The 'Azure Functions Quickstart - Generative AI Data Ingestion Functions' project is an Azure Durable Functions project aimed at streamlining the process of ingesting, chunking, and vectorizing various data types such as PDFs, MP3s, WAV files, and more. These processes are critical for indexing and utilizing data in Retrieval Augmented Generation (RAG) patterns within Generative AI applications.

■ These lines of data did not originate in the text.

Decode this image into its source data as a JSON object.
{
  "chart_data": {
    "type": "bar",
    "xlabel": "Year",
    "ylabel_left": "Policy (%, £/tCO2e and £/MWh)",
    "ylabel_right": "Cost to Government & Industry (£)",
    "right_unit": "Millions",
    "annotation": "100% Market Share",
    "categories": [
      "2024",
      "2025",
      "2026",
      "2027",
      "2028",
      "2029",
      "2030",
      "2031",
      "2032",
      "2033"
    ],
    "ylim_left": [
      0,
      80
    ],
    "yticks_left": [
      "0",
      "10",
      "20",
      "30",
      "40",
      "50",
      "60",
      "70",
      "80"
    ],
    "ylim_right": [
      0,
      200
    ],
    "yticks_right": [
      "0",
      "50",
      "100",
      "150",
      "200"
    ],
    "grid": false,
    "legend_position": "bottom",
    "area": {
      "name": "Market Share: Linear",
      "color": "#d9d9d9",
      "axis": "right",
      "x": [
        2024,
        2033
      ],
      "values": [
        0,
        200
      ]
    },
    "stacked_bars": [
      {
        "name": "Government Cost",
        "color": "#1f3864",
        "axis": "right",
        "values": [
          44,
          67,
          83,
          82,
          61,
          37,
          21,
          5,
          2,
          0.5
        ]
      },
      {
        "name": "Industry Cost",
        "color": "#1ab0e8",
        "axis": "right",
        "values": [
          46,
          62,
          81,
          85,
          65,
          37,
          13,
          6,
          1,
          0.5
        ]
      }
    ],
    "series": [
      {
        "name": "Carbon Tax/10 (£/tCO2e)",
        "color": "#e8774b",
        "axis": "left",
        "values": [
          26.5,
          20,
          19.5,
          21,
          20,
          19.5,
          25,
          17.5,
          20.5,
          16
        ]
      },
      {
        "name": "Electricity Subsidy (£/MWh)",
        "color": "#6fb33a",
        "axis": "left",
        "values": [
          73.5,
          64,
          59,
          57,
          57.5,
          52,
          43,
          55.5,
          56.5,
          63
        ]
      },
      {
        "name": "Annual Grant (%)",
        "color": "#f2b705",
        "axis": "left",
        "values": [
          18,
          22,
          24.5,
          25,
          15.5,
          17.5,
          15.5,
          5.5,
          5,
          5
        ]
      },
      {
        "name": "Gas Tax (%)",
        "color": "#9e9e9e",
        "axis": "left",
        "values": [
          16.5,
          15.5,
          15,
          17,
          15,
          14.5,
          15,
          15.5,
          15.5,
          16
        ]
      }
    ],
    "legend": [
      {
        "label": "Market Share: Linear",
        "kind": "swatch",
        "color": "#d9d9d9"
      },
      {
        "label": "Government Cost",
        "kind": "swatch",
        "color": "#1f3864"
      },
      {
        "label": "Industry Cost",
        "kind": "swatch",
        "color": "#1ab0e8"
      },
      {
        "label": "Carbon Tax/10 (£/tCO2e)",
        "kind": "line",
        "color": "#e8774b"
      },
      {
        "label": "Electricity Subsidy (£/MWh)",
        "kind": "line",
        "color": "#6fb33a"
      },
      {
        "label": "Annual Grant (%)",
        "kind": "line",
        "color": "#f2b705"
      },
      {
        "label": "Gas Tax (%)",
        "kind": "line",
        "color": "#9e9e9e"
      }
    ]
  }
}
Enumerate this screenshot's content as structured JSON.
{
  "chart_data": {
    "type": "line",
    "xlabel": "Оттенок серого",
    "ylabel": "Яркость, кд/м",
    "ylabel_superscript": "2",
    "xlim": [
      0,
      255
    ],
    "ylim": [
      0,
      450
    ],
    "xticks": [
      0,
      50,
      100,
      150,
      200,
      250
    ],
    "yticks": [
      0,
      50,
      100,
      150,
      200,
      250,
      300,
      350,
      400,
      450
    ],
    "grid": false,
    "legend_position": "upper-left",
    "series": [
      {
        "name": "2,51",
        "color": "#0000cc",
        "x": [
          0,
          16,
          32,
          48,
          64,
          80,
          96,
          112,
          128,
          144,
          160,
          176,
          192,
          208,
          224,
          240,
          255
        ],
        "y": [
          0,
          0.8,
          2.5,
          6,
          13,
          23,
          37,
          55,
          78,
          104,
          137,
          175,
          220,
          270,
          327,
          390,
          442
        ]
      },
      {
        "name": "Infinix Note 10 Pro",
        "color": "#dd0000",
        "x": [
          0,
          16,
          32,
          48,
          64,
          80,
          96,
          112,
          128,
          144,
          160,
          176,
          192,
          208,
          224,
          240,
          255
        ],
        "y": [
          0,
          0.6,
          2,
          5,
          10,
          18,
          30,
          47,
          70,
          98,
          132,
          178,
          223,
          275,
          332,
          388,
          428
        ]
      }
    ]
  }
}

By leveraging Azure Durable Functions, the project orchestrates the complex workflows involved in data processing, ensuring efficiency and scalability. It includes capabilities for creating and managing Azure AI Search indexes, updating index aliases for deployment strategies, and indexing large volumes of pre-processed documents in bulk.

Features

  • Ingestion and Chunking: Automated breakdown of documents and audio files into chunks for easier processing.
  • Vectorization: Transformation of textual and auditory information into vector embeddings suitable for AI models.
  • Index Management: Tools for creating and updating Azure AI Search indexes to optimize data retrieval.
  • Workflow Orchestration: Utilization of Durable Functions to coordinate and manage data processing tasks.
  • Postman Collection: Sample postman collection (AzFunc_IngestionOps.postman_collection) demonstrating calling of all functions.

Getting Started

Prerequisites

  • An active Azure subscription.
  • A configured Azure Storage Account.
  • Access to Azure Cognitive Services, including Document Intelligence and Azure OpenAI.
  • An Azure AI Search Service instance.

Installation

  1. Clone the repository to your desired environment.
  2. Install Azure Functions Core Tools if not already available.
  3. In the project directory, install dependencies with pip install -r requirements.txt.

Configuration

Configure the environment variables in your Azure Function App settings as follows:

Variable Name Description
STORAGE_CONN_STR Azure Storage account connection string
DOC_INTEL_ENDPOINT Endpoint for Azure Document Intelligence service
DOC_INTEL_KEY Key for Azure Document Intelligence service
AOAI_KEY Key for Azure OpenAI service
AOAI_ENDPOINT Endpoint for Azure OpenAI service
AOAI_EMBEDDINGS_MODEL Model for generating embeddings with Azure OpenAI
AOAI_WHISPER_KEY Key for Azure OpenAI Whisper model
AOAI_WHISPER_ENDPOINT Endpoint for Azure OpenAI Whisper model
AOAI_WHISPER_MODEL Model for transcribing audio with Azure OpenAI
SEARCH_ENDPOINT Endpoint for Azure AI Search service
SEARCH_KEY Key for Azure AI Search service
SEARCH_SERVICE_NAME Name of the Azure AI Search service instance

Note: review the sample.settings.json to create a local.settings.json environment file for local execution.

Orchestrators

The project contains orchestrators tailored for specific data types:

  • pdf_orchestrator: Orchestrates the processing of PDF files, including splitting, analyzing, and generating embeddings.
  • mp3_orchestrator: Orchestrates the transcription and vectorization of MP3 audio files.
  • wav_orchestrator: Orchestrates the transcription and vectorization of WAV audio files.
  • index_documents_orchestrator: Orchestrates the indexing of processed documents into Azure AI Search.

Activities

The orchestrators utilize the following activities to perform discrete tasks:

  • get_source_files: Retrieves a list of files from a specified Azure Storage container.
  • split_pdf_files: Splits PDF files into individual pages and stores them as separate files.
  • process_pdf_with_document_intelligence: Processes PDF chunks using Azure Document Intelligence and extracts relevant data.
  • transcribe_audio_files: Transcribes audio files using Azure OpenAI's Whisper model and stores the results.
  • generate_extract_embeddings: Generates vector embeddings for the processed text data
  • insert_record: Inserts processed data records into the Azure AI Search index.

Standalone Functions

In addition to orchestrators and activities, the project includes standalone functions for index management:

  • create_new_index: Creates a new Azure AI Search index with the specified fields.
  • update_index_alias: Updates an index alias to point to the latest version of an index, facilitating blue-green deployments and other staged rollout strategies.

Contributing

We welcome contributions to this project. To contribute, please follow the standard fork-branch-pull request workflow.


Remember to replace placeholders with actual values that are relevant to your project setup.